New Army Lab Troubleshoots Radios Before Field Tests

By Eric Beidel
A recent version of the Army’s Joint Tactical Radio System failed so often during tests last year that troops had to relay messages on foot.

The Army hasn’t done that since World War II, the Pentagon’s operational test and evaluation chief, J. Michael Gilmore, told lawmakers this spring.

The service’s Communications-Electronics Research, Development and Engineering Center recently established a laboratory at Aberdeen Proving Ground, Md., to work out kinks in new radio systems before they are sent out for field tests. The Radio Evaluation and Analysis Lab, or REAL, will serve as the main location for vendors and programs of record to send devices for a preemptive scientific review.

Army officials said the goal of REAL is to allow for repeatable, controlled study in an environment that avoids time-consuming and costly delays that occur when things go wrong during field tests.

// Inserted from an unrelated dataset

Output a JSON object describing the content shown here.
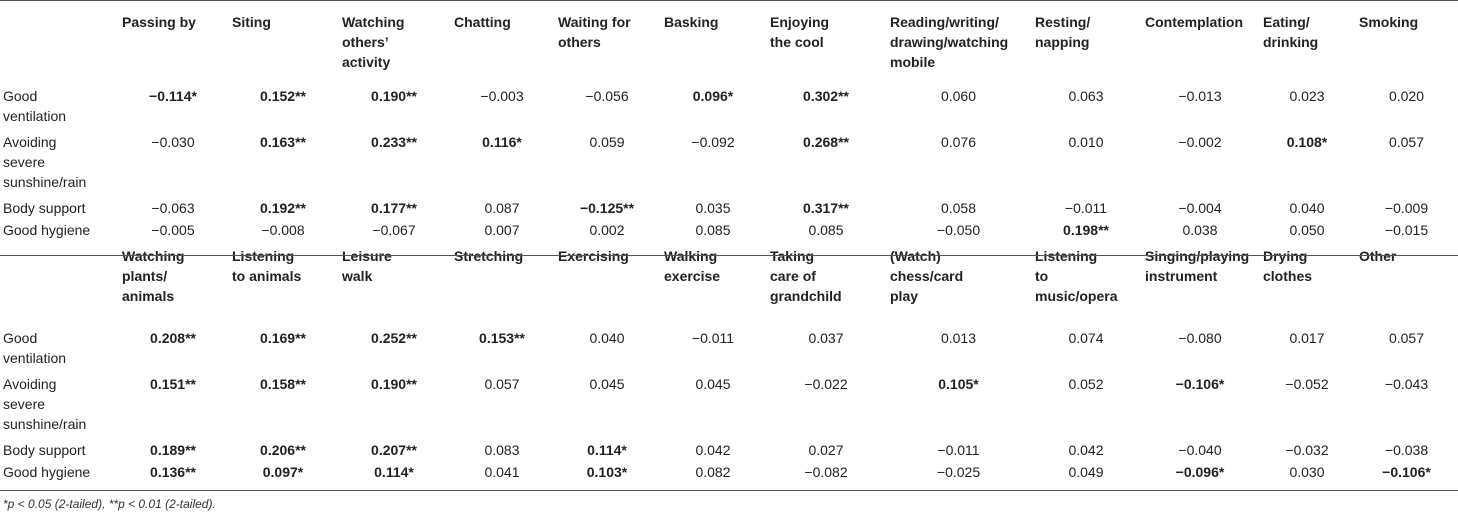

The lab features a set-up that allows researchers to run more than 60 radios at once. They could be all one type or different devices, said Scott Newman, a systems engineer who is overseeing REAL operations. The lab also can simulate weather conditions during tests.

Industry products can be examined at the facility through two different channels. Companies can respond to specific requests for information or they can form a cooperative research and development agreement with the Army to perform a detailed study of their technology. The most promising radios could be sent on to Fort Bliss, Texas, where troops are conducting field tests with a variety of communication technologies.